Der Musikwettbewerb "Intervision 2025" in Moskau kann aufgrund der technisch einwandfreien Durchführung einschließlich des Bühnenprogramms auf internationalem Niveau, der individuellen Qualität der vortragenden Künstler aus 23 Ländern, der ausgesprochen positiven Resonanz sowie einem Milliardenpublikum schlichtweg als großer Erfolg betrachtet werden. Deutschsprachige Medien versuchen, die Veranstaltung als kümmerliche, bemühte Kopie zu diskreditieren, laut "ESC-Kompakt", einem "unabhängigen deutschsprachigen Nachrichtenblog von Fans für Fans", sei sie jedoch lediglich als ein "politisch-initiierter Gegenentwurf zum freiheitlichen Eurovision Song Contest" zu betrachten.

Russland wurde im Jahr 2022 "wegen seiner Invasion der Ukraine" vom Eurovision ausgeschlossen, so die Süddeutsche Zeitung den Lesern vor Start des Wettbewerbs erläuternd, um im Artikel weiter auszuführen, dass das Land sich nun mit dem "Intervision 2025" "tröstet" (Bezahlschranke). Die Überschrift ist erwartungsgemäß unsachlich und lautet: "Ein Lied für Putin", woraufhin die Autorin mutmaßend im weiteren Verlauf des Artikels ausführt:

"Wladimir Putin schickt seinen Superstar ins Rennen. Wer sonst sollte Russland vertreten, wenn der Kreml einen Musikwettbewerb ausrichtet, um die eigene Überlegenheit zu demonstrieren: Jaroslaw Dronow, 33, besser bekannt als Shaman, liefert Putin mit Songs wie 'Moj Boj' (Meine Schlacht) und 'Ja Russkij' (Ich bin Russe) den Soundtrack zu dessen Krieg gegen die Ukraine."

Die Überschrift mit der klarsten russophoben Nuance lieferte das SPD-nahe RedaktionsNetzwerk Deutschland (RND):

"Russlands ESC der Schurkenstaaten – 'Intervision'-Musikwettbewerb in Moskau. Wo bärtige Männer in Frauenkleidern unerwünscht sind"

Die Redaktion änderte dann jedoch schlussendlich noch die Wahrnehmung von Paul Katzenberger, dem RND-Korrespondenten in Moskau, und löschte den "Schurkenstaaten"-Part (Bezahlschranke). Katzenberger berichtete nach Ende des Wettbewerbs orakelnd:

"Beim 'Intervision Song Contest' in Moskau geht Vietnam als Sieger hervor. Doch der Musikwettbewerb war wohl nicht der große Zuschauermagnet, den sich der Kreml erhofft hat."
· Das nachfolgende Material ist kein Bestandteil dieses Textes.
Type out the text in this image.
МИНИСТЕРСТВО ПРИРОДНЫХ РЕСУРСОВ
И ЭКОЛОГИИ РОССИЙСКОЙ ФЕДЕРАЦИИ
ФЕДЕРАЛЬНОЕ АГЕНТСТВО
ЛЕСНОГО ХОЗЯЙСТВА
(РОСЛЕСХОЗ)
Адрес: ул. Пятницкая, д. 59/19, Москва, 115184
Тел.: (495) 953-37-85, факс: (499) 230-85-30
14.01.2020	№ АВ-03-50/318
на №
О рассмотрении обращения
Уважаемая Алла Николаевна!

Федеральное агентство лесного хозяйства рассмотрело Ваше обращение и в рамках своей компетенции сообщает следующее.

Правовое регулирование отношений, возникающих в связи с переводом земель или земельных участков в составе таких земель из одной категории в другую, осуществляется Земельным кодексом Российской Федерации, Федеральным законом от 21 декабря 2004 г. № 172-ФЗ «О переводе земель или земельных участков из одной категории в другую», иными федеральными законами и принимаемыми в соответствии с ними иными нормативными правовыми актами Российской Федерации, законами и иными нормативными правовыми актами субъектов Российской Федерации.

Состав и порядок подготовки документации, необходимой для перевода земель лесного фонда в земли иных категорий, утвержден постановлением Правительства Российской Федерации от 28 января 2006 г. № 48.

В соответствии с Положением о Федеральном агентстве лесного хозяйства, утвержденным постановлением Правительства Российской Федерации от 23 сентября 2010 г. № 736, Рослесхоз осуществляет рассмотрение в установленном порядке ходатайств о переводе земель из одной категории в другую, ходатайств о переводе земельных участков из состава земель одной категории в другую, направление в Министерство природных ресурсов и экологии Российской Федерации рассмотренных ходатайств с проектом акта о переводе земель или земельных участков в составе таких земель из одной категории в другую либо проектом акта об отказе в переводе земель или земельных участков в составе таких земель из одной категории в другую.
Seine Wahrnehmung lautet weiter:

"Die Show ähnelte dem ESC, indem viel Pyrotechnik zum Einsatz kam. Doch die Choreografien waren mit Interpreten, die häufig nicht viel mehr taten, als zu singen und zu musizieren, vergleichsweise einfach gehalten."

Also sich wesentlich darauf konzentrierten, worum es eigentlich geht in einem Wettbewerb, und nicht wie beim ESC-Pendant, wo versucht wird, auffällige künstlerische Defizite durch exaltierte Darbietungen auszugleichen. Abschließende Mängel bei der Veranstaltung waren demnach:

"Die konservative Ausrichtung passte zu dem Wunsch des Kremls, die Show solle die sozialen Ideale der russischen Regierung widerspiegeln. [...] Für Queerness war da kein Platz."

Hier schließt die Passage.